Ces derniers temps, la presse se fait régulièrement l’écho de tel constat, telle analyse, telle proposition concernant le secteur du transport de marchandises. Toutes ces informations créent ce qu’un mathématicien pourrait appeler un beau système d’équations à plusieurs inconnues, dont la résolution semble particulièrement ardue. De nombreuses inconnues, donc, mais une certitude : la croissance des émissions de gaz à effet de serre du secteur ne peut se poursuivre. Cette certitude implique d’activer au plus tôt tous les leviers visant à une diminution des émissions. Bref, à réorienter le fonctionnement de nos sociétés. Rien que ça.
Au niveau des constats, la situation ne change pas. La route se taille la part du lion et continue de grignoter des parts de marché. En 2005, 86% du transport de marchandises (exprimé en tonne.km, en incluant le transit international) était réalisé par route. 9,7% par voie ferrée (en léger recul depuis plus de dix ans) et 4,3% par voie navigable (en légère augmentation depuis plus de dix ans) [[source : rapport analytique sur l’état de l’environnement wallon 2006-2007, chapitre 2.4 les transports, http://environnement.wallonie.be/eew/rapportproblematique.aspx?id=TRANS)]]. Les éléments d’analyse sont légion. En tête, l’intensification des échanges internationaux, la logique du just in time, les délocalisations de la production, la livraison en porte-à -porte, … La situation réjouit bien évidemment les professionnels du secteur et de nombreux économistes (quand le PIB va, tout va…). Elle offre par ailleurs un bel objet de déprime à ceux qui se soucient tant soit peu d’environnement, les émissions de gaz à effet de serre du transport routier étant en phase d’explosion (augmentation d’un peu plus de 40% entre 1990 et 2004).

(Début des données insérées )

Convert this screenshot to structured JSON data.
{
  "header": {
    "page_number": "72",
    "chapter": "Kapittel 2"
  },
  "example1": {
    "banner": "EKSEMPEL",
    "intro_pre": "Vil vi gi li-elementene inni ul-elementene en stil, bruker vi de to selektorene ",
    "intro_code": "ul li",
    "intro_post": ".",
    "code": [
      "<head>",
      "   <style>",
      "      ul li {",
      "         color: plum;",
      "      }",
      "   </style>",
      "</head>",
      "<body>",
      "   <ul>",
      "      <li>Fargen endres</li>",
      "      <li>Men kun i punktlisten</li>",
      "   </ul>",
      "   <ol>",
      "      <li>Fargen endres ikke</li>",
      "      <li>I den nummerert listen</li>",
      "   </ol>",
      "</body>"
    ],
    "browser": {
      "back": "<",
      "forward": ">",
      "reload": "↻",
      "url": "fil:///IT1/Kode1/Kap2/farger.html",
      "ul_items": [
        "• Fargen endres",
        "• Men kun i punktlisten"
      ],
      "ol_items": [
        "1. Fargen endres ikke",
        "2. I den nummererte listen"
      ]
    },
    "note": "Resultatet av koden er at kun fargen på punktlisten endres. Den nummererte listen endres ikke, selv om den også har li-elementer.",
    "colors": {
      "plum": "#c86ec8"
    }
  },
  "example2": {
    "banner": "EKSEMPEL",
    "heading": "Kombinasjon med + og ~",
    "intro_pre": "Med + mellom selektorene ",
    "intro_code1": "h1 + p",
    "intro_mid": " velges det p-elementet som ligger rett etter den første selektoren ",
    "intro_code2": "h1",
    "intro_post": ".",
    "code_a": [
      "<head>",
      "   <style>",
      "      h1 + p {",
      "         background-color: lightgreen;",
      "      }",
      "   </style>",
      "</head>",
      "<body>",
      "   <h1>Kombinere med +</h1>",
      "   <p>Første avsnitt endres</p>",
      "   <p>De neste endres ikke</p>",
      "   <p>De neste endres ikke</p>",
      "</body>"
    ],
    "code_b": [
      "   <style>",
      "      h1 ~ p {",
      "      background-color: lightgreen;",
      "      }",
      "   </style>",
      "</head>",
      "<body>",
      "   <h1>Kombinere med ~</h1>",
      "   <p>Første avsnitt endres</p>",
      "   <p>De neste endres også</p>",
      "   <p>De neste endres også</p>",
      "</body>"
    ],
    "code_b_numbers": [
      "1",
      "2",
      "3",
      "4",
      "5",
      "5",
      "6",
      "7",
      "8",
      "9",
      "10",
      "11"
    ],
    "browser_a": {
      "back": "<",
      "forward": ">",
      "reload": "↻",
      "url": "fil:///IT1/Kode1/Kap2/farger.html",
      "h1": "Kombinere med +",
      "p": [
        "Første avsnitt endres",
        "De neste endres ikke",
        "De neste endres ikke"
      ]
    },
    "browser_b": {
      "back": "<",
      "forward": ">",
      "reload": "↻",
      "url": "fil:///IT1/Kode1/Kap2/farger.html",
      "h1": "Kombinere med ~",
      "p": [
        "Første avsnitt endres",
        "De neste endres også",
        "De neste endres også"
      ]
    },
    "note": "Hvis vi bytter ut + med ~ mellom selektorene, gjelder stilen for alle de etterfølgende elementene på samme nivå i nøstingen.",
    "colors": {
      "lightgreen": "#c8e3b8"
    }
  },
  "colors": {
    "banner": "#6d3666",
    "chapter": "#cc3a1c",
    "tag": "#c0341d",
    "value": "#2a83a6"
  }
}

Mais les transporteurs ont eux aussi leurs petits soucis. Deux principalement. L’image négative que les « terroristes verts » veulent à tout prix leur coller. Et la croissance continue des problèmes de congestion. D’où un certain nombre de propositions, qui ne font cependant pas l’unanimité dans le secteur, les principales fédérations de transporteurs (au niveau d’un état et au niveau international) ne s’accordant pas toujours sur les options à développer ou la manière de communiquer.
Ainsi, en France, dans le cadre du fameux Grenelle de l’environnement, la fédération nationale des Transporteurs Routiers (FNTR) a communiqué sur le mode « soignons notre image ». En annonçant qu’elle était favorable à un abaissement de la vitesse autorisée sur autoroute à 80 km/h, la FNTR [source : [les propositions de la FNTR]] a déclenché les réactions courroucées. Dont celle de TLF (fédération des entreprises de transport et de logistique) qui s’est dressé contre une « idée improvisée, démagogique et isolée ». En Belgique, selon la presse, la FEBETRA (fédération royale belge des transporteurs et des prestataires de services logistiques) semble avoir assez mal accueilli la proposition également.
En matière de combat contre la congestion – ou du moins contre ses effets – les propositions sont légion également. Ainsi, ne suffit-il pas, pour un même salaire, que les chauffeurs travaillent plus longtemps ? Les délocalisations (du moins partielles) d’entreprises dans les pays de l’est sont de plus en plus nombreuses. Ou ne convient-il pas relever le poids maximum autorisé? La FNTR, outre sa sortie médiatique (peut-être destinée à distraire l’attention ?) propose de « généraliser la norme européenne de 44 tonnes ». Un vote au Parlement européen ouvre la porte aux « méga-trucks » de 60 tonnes sur certains itinéraires… (voir à ce propos l’avis de la fédération européenne Transport and Environment ).
Bref, les propositions fusent. Toutes, ou peu s’en faut, vont dans le même sens : il faudrait rendre possible la croissance attendue des transports routiers de marchandises. Soucieux de l’avenir, du devenir de la planète et de ses divers habitants, nous tentons de porter le message inverse. Il faut impérativement maîtriser la croissance de ce secteur. Message difficile à porter dans une Wallonie que certains ambitionnent de voir devenir « le » pôle logistique européen.